Retail Lease Rates – Who is underwriting this stuff?

Something that I am beginning to dig into and try to understand around downtown and specifically on the North Shore is what I will loosely call ‘ambitious asking rates’ for vacant retail spaces.

While it is clear that downtown and the north shore are ‘under-retailed’ by just looking at the increase in residential units and the changing demographics all the new construction is asking national retail rates for their spaces.  This would work provided regional and national retailers were clamoring to plant their flags in the city. As yet that does not appear to be the case.

But the trend continues with proposed, in process and completed new spaces – even those like the retail adjacent to Whole Foods – asking for base retail rates of $25 – $30psf.
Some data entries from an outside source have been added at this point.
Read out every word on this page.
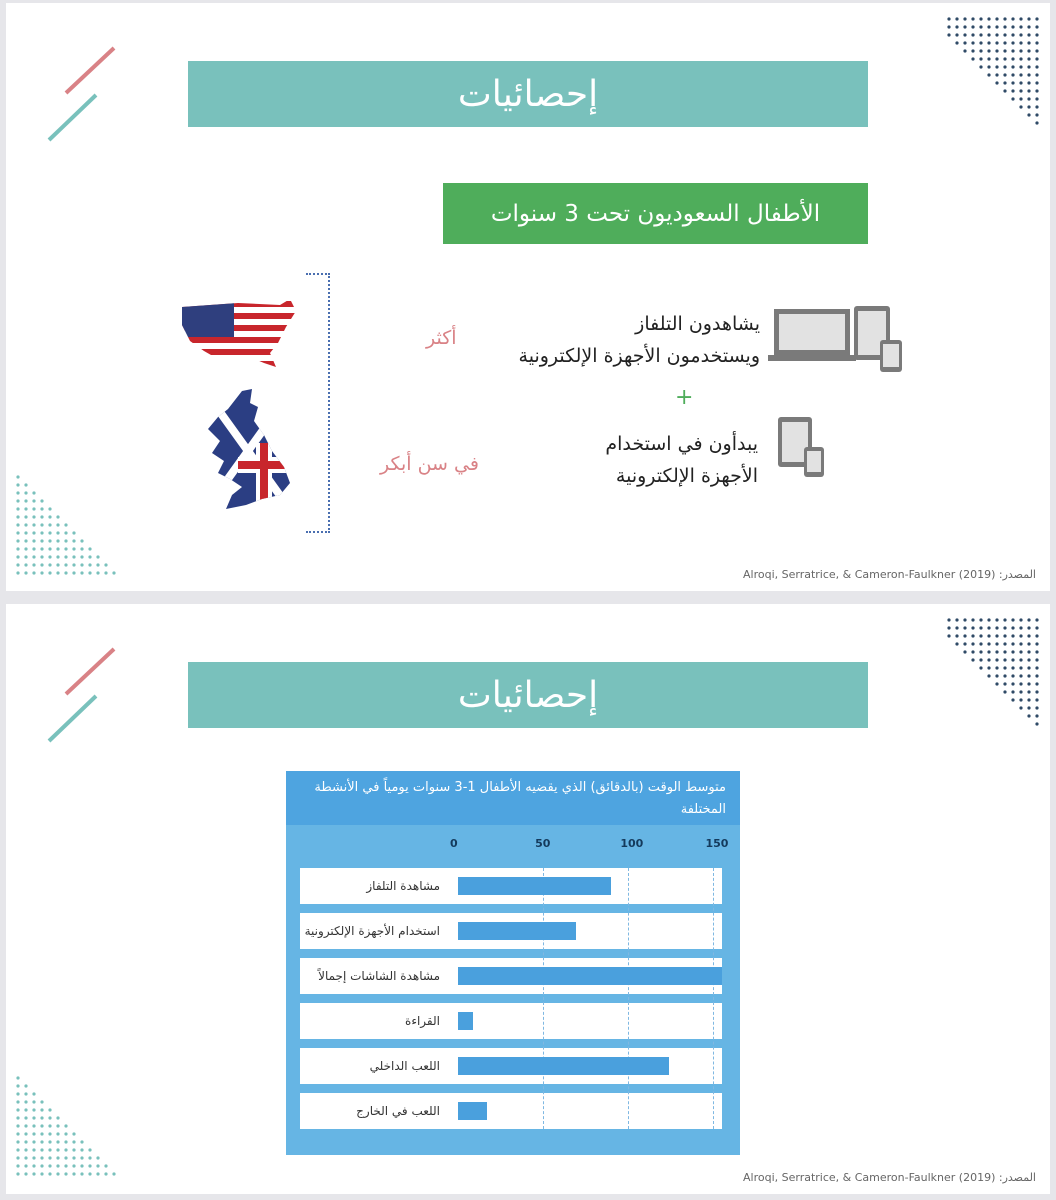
إحصائيات
الأطفال السعوديون تحت 3 سنوات
يشاهدون التلفاز
ويستخدمون الأجهزة الإلكترونية
+
يبدأون في استخدام
الأجهزة الإلكترونية
أكثر
في سن أبكر
المصدر: Alroqi, Serratrice, & Cameron-Faulkner (2019)
إحصائيات
متوسط الوقت (بالدقائق) الذي يقضيه الأطفال 1-3 سنوات يومياً في الأنشطة المختلفة
0	50	100	150
مشاهدة التلفاز
استخدام الأجهزة الإلكترونية
مشاهدة الشاشات إجمالاً
القراءة
اللعب الداخلي
اللعب في الخارج
المصدر: Alroqi, Serratrice, & Cameron-Faulkner (2019)
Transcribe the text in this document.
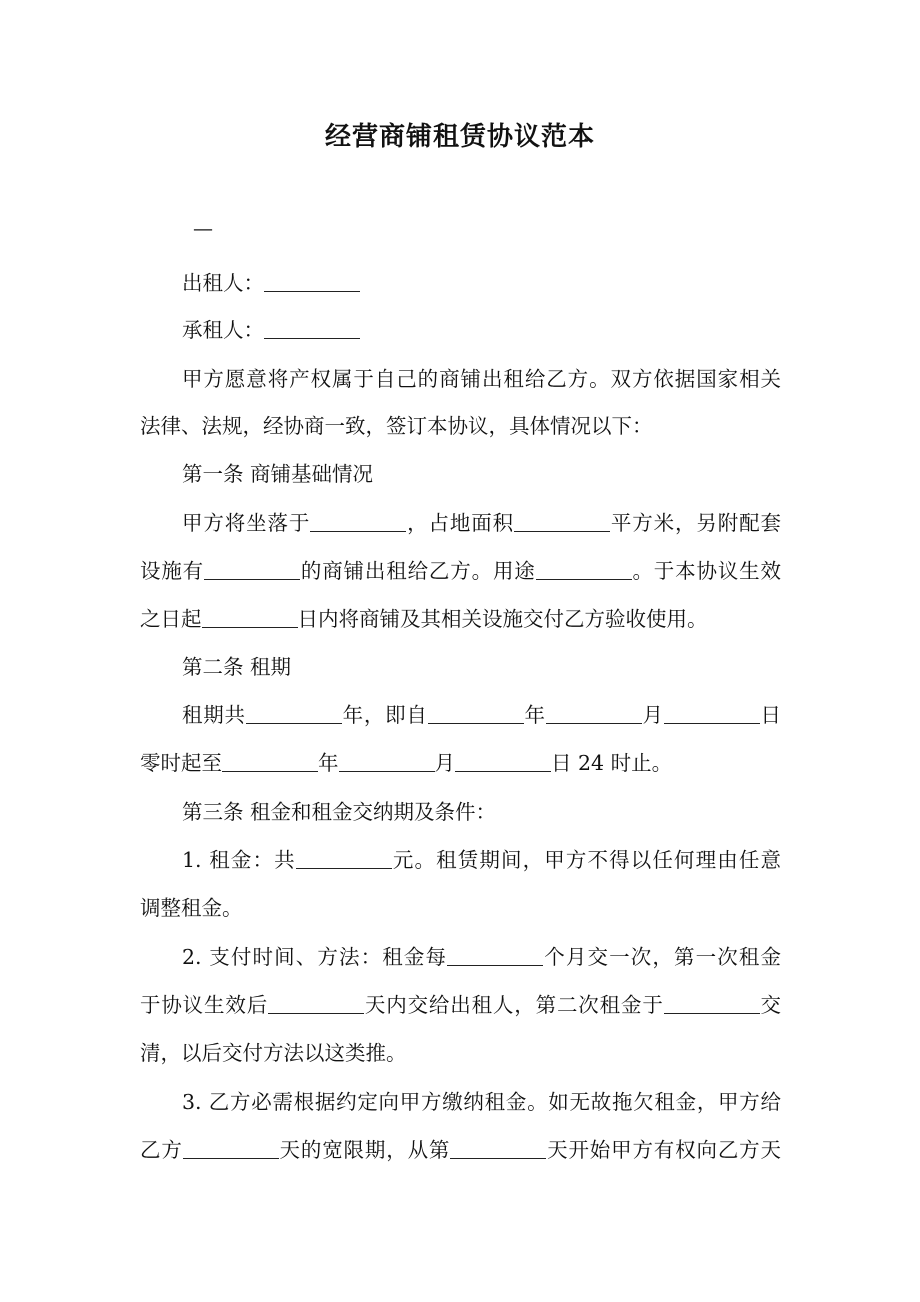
经营商铺租赁协议范本
—
出租人：
承租人：
甲方愿意将产权属于自己的商铺出租给乙方。双方依据国家相关
法律、法规，经协商一致，签订本协议，具体情况以下：
第一条 商铺基础情况
甲方将坐落于	，占地面积	平方米，另附配套
设施有	的商铺出租给乙方。用途	。于本协议生效
之日起	日内将商铺及其相关设施交付乙方验收使用。
第二条 租期
租期共	年，即自	年	月	日
零时起至	年	月	日 24 时止。
第三条 租金和租金交纳期及条件：
1. 租金：共	元。租赁期间，甲方不得以任何理由任意
调整租金。
2. 支付时间、方法：租金每	个月交一次，第一次租金
于协议生效后	天内交给出租人，第二次租金于	交
清，以后交付方法以这类推。
3. 乙方必需根据约定向甲方缴纳租金。如无故拖欠租金，甲方给
乙方	天的宽限期，从第	天开始甲方有权向乙方天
Simple math will tell you that the number of local retailers who can justify paying that kind of a rate ($75,000 – $90,000/yr on 3,000sf) is very very small and yet it continues and the properties do not seem to be motivated to do anything about it.

In my experience this type of thing occurs when those underwriting the project (bank / equity partner / etc) initially over estimate the potential retail rate in order to make a pro forma look better.  This causes a situation where adjusting the rate to where the space will actually be leased is like admitting a mistake. It is rare that I see these things corrected before things become financially distressed or the person overseeing the project is replaced by a fresh set of eyes.

It’s good to be proud and to aim for being a first tier city capable of commanding national level rents it’s far better to grow the local retail base to support it. The loyalty of locals is invaluable to supporting these projects long term vitality.